L’alimentation durable, c’est…

Face à l’internationalisation et l’industrialisation massive de la production alimentaire, aux scandales récurrents, au développement de maladies, allergies et intolérances alimentaires, nous sommes nombreux à nous poser de plus en plus de questions sur la qualité de ce qui se retrouve dans notre assiette et sur l’impact de l’industrie agro-alimentaire pour notre planète la terre.

L’alimentation durable est une réponse à ces questions et une mise en pratique quotidienne qui rend l’acte de se nourrir viable sur le long terme, vivable et équitable.

 

Durable pour le corps

Tout d’abord, l’alimentation durable se base sur des aliments qui sont sains pour notre corps.
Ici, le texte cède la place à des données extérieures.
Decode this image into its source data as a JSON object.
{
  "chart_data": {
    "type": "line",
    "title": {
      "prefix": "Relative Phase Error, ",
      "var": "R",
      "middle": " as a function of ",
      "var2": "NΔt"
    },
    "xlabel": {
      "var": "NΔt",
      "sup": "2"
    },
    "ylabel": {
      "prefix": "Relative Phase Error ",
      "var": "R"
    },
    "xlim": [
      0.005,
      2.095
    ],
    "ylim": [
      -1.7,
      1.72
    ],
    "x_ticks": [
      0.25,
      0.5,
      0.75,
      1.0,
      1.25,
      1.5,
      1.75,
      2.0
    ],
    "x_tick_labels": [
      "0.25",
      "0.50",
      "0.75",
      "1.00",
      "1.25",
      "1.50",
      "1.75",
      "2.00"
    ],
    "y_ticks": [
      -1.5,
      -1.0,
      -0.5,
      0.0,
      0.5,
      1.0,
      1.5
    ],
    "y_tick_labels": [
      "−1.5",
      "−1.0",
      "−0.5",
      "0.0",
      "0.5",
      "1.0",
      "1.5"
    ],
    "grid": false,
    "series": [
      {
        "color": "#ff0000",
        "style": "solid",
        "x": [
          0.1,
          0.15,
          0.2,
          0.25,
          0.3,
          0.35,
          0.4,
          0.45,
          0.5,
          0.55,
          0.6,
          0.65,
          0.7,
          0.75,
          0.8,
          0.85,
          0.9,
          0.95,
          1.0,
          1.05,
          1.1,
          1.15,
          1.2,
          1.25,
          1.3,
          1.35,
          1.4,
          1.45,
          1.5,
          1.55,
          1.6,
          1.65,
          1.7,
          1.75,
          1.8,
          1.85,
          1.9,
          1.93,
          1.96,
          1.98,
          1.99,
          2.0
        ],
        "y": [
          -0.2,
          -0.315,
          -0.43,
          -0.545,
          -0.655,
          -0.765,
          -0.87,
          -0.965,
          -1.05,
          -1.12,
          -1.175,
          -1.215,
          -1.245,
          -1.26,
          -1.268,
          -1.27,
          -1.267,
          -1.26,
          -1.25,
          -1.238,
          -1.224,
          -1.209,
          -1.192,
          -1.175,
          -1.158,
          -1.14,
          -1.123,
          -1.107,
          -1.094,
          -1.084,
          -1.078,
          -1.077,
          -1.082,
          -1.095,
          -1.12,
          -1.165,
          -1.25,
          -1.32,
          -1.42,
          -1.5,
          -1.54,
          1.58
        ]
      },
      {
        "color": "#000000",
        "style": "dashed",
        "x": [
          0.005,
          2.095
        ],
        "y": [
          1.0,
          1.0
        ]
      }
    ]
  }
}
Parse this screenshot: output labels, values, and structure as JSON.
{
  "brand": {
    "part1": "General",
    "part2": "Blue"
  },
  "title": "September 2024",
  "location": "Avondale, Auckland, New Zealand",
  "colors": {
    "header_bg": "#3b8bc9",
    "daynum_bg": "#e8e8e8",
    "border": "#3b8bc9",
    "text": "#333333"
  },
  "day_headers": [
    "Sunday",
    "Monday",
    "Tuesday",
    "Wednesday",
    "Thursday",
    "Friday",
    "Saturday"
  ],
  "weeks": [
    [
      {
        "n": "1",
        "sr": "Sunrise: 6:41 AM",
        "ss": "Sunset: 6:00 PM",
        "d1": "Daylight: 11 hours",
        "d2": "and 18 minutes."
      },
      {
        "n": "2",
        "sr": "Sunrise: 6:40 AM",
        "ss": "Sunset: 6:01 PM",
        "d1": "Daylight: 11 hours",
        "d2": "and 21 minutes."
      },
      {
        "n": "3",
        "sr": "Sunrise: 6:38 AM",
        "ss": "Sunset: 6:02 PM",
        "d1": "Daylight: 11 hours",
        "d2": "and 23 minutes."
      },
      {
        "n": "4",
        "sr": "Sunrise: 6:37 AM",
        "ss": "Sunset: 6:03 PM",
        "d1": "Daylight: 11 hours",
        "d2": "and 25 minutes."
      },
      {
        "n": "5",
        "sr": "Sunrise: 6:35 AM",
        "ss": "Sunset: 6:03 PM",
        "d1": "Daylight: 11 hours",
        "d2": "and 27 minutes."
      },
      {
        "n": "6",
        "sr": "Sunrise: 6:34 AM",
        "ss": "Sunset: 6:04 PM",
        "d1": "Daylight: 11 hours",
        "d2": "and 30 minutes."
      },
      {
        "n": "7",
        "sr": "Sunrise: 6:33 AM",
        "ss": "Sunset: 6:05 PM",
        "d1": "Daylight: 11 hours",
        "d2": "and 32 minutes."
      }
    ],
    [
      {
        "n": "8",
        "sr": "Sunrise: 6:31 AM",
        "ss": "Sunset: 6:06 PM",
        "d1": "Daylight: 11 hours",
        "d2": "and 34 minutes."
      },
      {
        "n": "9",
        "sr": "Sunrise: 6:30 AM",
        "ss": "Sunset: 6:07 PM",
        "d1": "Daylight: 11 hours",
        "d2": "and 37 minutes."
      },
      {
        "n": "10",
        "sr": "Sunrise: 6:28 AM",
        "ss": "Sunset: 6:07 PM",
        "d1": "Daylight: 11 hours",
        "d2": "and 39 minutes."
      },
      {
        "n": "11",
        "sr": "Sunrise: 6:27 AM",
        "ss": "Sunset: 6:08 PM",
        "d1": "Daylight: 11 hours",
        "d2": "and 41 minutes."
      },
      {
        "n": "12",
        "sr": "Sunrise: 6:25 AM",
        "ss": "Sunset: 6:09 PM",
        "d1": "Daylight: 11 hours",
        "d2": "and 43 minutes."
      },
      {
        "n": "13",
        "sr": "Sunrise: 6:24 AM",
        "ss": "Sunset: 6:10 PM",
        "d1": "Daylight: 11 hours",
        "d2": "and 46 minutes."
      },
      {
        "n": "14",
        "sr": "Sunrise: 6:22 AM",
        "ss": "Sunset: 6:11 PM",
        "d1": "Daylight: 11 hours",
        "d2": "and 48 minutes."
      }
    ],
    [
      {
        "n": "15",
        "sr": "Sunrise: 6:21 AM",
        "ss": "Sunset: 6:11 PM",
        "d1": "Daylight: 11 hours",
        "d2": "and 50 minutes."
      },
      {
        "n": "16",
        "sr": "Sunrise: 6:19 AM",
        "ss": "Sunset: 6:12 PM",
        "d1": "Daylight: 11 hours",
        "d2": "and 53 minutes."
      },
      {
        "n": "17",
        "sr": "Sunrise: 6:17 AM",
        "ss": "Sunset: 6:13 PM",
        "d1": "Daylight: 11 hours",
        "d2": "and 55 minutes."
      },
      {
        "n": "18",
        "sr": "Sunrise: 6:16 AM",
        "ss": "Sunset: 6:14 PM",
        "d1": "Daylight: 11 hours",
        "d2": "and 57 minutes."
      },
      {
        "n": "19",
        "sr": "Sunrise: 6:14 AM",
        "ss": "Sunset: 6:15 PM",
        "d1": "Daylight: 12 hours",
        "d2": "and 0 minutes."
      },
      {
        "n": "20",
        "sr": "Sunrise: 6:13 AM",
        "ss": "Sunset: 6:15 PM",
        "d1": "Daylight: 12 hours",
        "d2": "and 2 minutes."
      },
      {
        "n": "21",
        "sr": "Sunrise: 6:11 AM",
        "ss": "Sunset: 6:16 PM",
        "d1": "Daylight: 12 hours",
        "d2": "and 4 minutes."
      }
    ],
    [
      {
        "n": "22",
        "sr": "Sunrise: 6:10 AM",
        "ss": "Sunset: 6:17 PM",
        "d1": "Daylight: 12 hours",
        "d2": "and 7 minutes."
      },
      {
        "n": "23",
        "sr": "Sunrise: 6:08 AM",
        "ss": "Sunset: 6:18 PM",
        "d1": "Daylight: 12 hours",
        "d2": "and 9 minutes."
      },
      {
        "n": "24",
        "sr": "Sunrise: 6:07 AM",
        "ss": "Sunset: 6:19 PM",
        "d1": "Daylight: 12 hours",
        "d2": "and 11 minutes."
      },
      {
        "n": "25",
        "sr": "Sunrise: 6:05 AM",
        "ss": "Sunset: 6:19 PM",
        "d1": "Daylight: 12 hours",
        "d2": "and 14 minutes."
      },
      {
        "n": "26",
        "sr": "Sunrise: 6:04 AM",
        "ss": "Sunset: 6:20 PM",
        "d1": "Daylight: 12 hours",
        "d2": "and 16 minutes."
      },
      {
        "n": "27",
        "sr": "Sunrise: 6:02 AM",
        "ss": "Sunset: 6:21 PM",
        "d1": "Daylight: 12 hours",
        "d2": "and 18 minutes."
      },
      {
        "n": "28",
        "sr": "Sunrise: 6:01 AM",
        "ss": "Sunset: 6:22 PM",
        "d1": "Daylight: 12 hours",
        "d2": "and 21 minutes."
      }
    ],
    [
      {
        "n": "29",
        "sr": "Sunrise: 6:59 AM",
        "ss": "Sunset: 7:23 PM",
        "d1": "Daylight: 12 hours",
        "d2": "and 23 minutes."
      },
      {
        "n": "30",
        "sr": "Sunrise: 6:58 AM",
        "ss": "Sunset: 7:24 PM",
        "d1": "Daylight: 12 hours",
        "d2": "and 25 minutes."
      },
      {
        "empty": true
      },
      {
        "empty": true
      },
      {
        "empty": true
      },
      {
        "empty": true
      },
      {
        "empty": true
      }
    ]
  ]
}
Il s’agit de retrouver le principe premier de la nourriture : donner à notre corps ce dont il a besoin pour fonctionner et se régénérer, sans l’encombrer de produits non naturels qu’il ne peut utiliser pleinement.

Pour cela, il est nécessaire de manger des aliments ressourçants, c’est-à-dire de retrouver les produits de nos ancêtres cultivés naturellement et non transformés. Ces aliments seront consommés crus ou cuits à basse température pour préserver leurs qualités nutritives.

Durable pour la terre

S’il est nécessaire de ne pas polluer notre corps, il est aussi indispensable de ne pas polluer notre terre. L’alimentation durable passe par des aliments qui sont cultivés dans le respect de la terre et du cycle de la nature : des produits de saison, issus d’une production locale la moins énergivore possible.

Durable dans le temps

Enfin, il est nécessaire que ce mode alimentaire soit durable dans le temps : viable économiquement tant pour le producteur que pour le consommateur, vivable dans l’organisation quotidienne : l’achat et la préparation des repas peut se faire rapidement et efficacement et équitablement pour tous – tant pour la planète que pour le corps, tant pour les producteurs que pour les consommateurs.

 

Pistes pratiques

Avec ces principes, il semble évident de se tourner vers l’agriculture biologique et les réseaux courts de distribution. Il s’agit de trouver des produits naturels, de saison et locaux. Le label « bio » est une garantie, mais n’est pas nécessaire si vous connaissez la provenance des produits. Choisir le réseau local, c’est aussi soutenir les petits producteurs de votre région et permettre ainsi une viabilité économique près de chez vous.

Plusieurs possibilités s’offrent à vous pour vous approvisionner :

  • directement chez le producteur, à la ferme
  • via une coopérative d’achat
  • via un GASAP (Groupement d’achats solidaires de l’agriculture paysanne)
  • via un panier de légumes (fournis à domicile ou en magasin bio)
  • via un magasin bio

Quelques pistes en Belgique

  • Les Gasap qui mettent en lien un agriculteur et un groupement d’habitants.
  • La ruche qui dit oui  permet de vous réunir pour acheter directement aux producteurs de votre région
  • Coprosain est une coopérative d’agriculteurs wallons présents sur les marchés et dans certains magasins à Bruxelles et en wallonie.
  • Le Bioguide est un guide des points de vente bio à Bruxelles.
  • L’Apaq-w est l’agence pour la promotion d’une agriculture de qualité et son guide des produits bio en wallonie.
  • La belle verte propose une livraison de paniers de légumes à domicile à Bruxelles en en Brabant wallon.

 

Quelques pistes en  France

  • Les Biocoop : plus qu’un réseau de distribution, Biocoop est avant tout un projet coopératif, singulier, qui agit pour une agriculture biologique durable et pour un commerce équitable. Né de consommateurs engagés, le réseau Biocoop s’attache à placer l’éthique et la coopération au centre de son activité et de son développement.
  • La ruche qui dit oui  permet de vous réunir pour acheter directement aux producteurs de votre région.